Wild Mushroom Risotto Fritters


INGREDIENTS                                                                                                                           3 1/4 cups vegetable stock, white wine, water or a mixture of the three (I use half stock half wine)
2 tablespoon olive oil
2 tablespoons butter
1 clove garlic minced
1 small onion, finely chopped
1 cup arborio or short-grain rice
2 cups mixed wild mushrooms, chopped coarsly
3/4 cup Parmesan, grated                                                                                          1 cup Panko breadcrumbs
1 tablespoon finely chopped fresh herbs (I like to use rosemary and oregano)
oil, for shallow-frying

DIRECTIONS                                                                                                            Put the stock/wine/water in a pan, bring to the boil, reduce the heat and keep at simmering point.

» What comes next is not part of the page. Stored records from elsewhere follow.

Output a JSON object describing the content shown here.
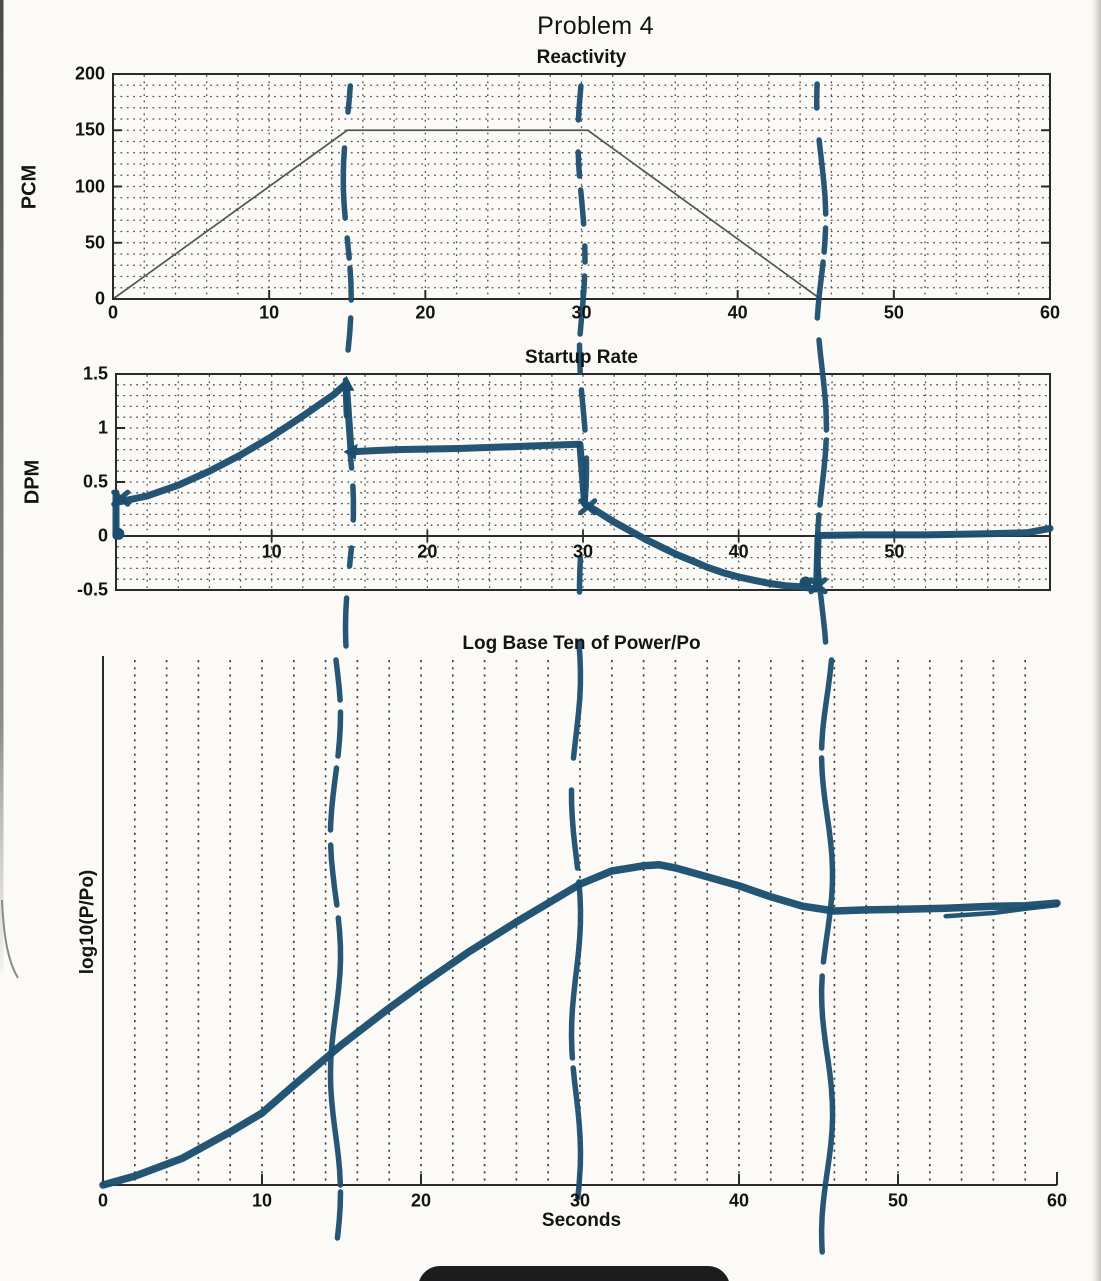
{
  "page": {
    "title": "Problem 4"
  },
  "ink_color": "#1b4e6e",
  "chart_data": [
    {
      "type": "line",
      "title": "Reactivity",
      "ylabel": "PCM",
      "xlabel": "",
      "xlim": [
        0,
        60
      ],
      "ylim": [
        0,
        200
      ],
      "xticks": [
        0,
        10,
        20,
        30,
        40,
        50,
        60
      ],
      "yticks": [
        0,
        50,
        100,
        150,
        200
      ],
      "grid": "dotted horizontal every 10 PCM, dotted vertical every 2 s",
      "series": [
        {
          "name": "reactivity-ramp",
          "style": "printed-thin-line",
          "x": [
            0,
            15,
            30.4,
            45.3,
            60
          ],
          "y": [
            0,
            150,
            150,
            0,
            0
          ]
        }
      ],
      "annotations": {
        "hand_drawn_dashed_vertical_lines_s": [
          15,
          30,
          45.3
        ]
      }
    },
    {
      "type": "line",
      "title": "Startup Rate",
      "ylabel": "DPM",
      "xlabel": "",
      "xlim": [
        0,
        60
      ],
      "ylim": [
        -0.5,
        1.5
      ],
      "xticks": [
        10,
        20,
        30,
        40,
        50
      ],
      "yticks": [
        -0.5,
        0,
        0.5,
        1,
        1.5
      ],
      "grid": "dotted horizontal every 0.1 DPM, dotted vertical every 2 s, solid line at 0",
      "series": [
        {
          "name": "startup-rate-hand-drawn",
          "style": "hand-drawn-marker",
          "segments": [
            {
              "name": "initial-spike",
              "x": [
                0,
                0
              ],
              "y": [
                0,
                0.4
              ]
            },
            {
              "name": "rise-0-15",
              "x": [
                0,
                2,
                4,
                6,
                8,
                10,
                12,
                13,
                14,
                14.7
              ],
              "y": [
                0.31,
                0.37,
                0.47,
                0.6,
                0.75,
                0.92,
                1.11,
                1.21,
                1.31,
                1.4
              ]
            },
            {
              "name": "drop-at-15",
              "x": [
                14.8,
                15.1
              ],
              "y": [
                1.4,
                0.78
              ]
            },
            {
              "name": "flat-15-30",
              "x": [
                15.1,
                18,
                22,
                26,
                29.7
              ],
              "y": [
                0.78,
                0.8,
                0.81,
                0.83,
                0.85
              ]
            },
            {
              "name": "drop-at-30",
              "x": [
                29.8,
                30.1
              ],
              "y": [
                0.85,
                0.3
              ]
            },
            {
              "name": "decay-30-45",
              "x": [
                30.1,
                31,
                32,
                33,
                34,
                35,
                36,
                37,
                38,
                39,
                40,
                41,
                42,
                43,
                44,
                44.9
              ],
              "y": [
                0.3,
                0.22,
                0.13,
                0.05,
                -0.03,
                -0.1,
                -0.17,
                -0.23,
                -0.29,
                -0.34,
                -0.38,
                -0.41,
                -0.44,
                -0.46,
                -0.47,
                -0.49
              ]
            },
            {
              "name": "jump-at-45",
              "x": [
                45.0,
                45.1
              ],
              "y": [
                -0.49,
                0.0
              ]
            },
            {
              "name": "flat-45-60",
              "x": [
                45.1,
                48,
                52,
                56,
                58.5,
                60
              ],
              "y": [
                0.005,
                0.01,
                0.01,
                0.02,
                0.03,
                0.07
              ]
            }
          ],
          "marks": [
            {
              "type": "dot",
              "x": 0.15,
              "y": 0.02
            },
            {
              "type": "cross",
              "x": 0.3,
              "y": 0.35
            },
            {
              "type": "triangle",
              "x": 14.8,
              "y": 1.4
            },
            {
              "type": "arrowhead",
              "x": 15.2,
              "y": 0.78
            },
            {
              "type": "cross",
              "x": 30.3,
              "y": 0.27
            },
            {
              "type": "dot",
              "x": 44.3,
              "y": -0.43
            },
            {
              "type": "cross",
              "x": 45.1,
              "y": -0.46
            }
          ]
        }
      ],
      "annotations": {
        "hand_drawn_dashed_vertical_lines_s": [
          15,
          30,
          45.4
        ]
      }
    },
    {
      "type": "line",
      "title": "Log Base Ten of Power/Po",
      "ylabel": "log10(P/Po)",
      "xlabel": "Seconds",
      "xlim": [
        0,
        60
      ],
      "xticks": [
        0,
        10,
        20,
        30,
        40,
        50,
        60
      ],
      "yticks": [],
      "grid": "dotted vertical every 2 s only; y axis unlabeled",
      "note": "y values normalized 0-1 as fraction of axis height (no printed y ticks)",
      "series": [
        {
          "name": "log-power-hand-drawn",
          "style": "hand-drawn-marker",
          "x": [
            0,
            2,
            5,
            8,
            10,
            12,
            15,
            18,
            20,
            23,
            26,
            28,
            30,
            32,
            34,
            35,
            36,
            38,
            40,
            42,
            44,
            46,
            48,
            50,
            53,
            56,
            58,
            60
          ],
          "y_norm": [
            0.0,
            0.017,
            0.051,
            0.101,
            0.137,
            0.19,
            0.267,
            0.337,
            0.381,
            0.444,
            0.501,
            0.537,
            0.573,
            0.598,
            0.608,
            0.61,
            0.604,
            0.587,
            0.57,
            0.549,
            0.531,
            0.522,
            0.524,
            0.525,
            0.527,
            0.531,
            0.532,
            0.537
          ]
        },
        {
          "name": "log-power-retrace-end",
          "style": "hand-drawn-marker-thin",
          "x": [
            53,
            56,
            58,
            60
          ],
          "y_norm": [
            0.512,
            0.518,
            0.526,
            0.533
          ]
        }
      ],
      "annotations": {
        "hand_drawn_dashed_vertical_lines_s": [
          15,
          30,
          46
        ]
      }
    }
  ]
}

Sautee mushrooms in 1 tablespoon of butter until lightly browned and set aside.

Heat the oil and butter in a heavy-based pan, add the onion and garlic and stir over medium heat for 3 minutes, or until softened. Add the rice and stir for 3 minutes. Add 1/2 cup of the hot liquid to the rice and stir continuously until absorbed. Continue to add more liquid, stirring constantly, until it is absorbed and the rice is tender and creamy. (This will take 15 – 20 minutes.) Stir in the Parmesan, herbs and mushrooms and remove from the heat. Transfer to a bowl. Cool, then refrigerate for at least 1 hour.

Shape tablespoonfuls of the mixture into rounds and roll in Panko bread crumbs.

Heat about 3/4 inch oil in a deep pan to 180°C (350°F). The oil is ready when a cube of bread dropped in the oil turns golden brown in 15 seconds. Cook the fritters in the oil in small batches until golden. Drain on crumpled paper towels.

I like to serve these on a plate with herb and garlic infused extra virgin olive oil.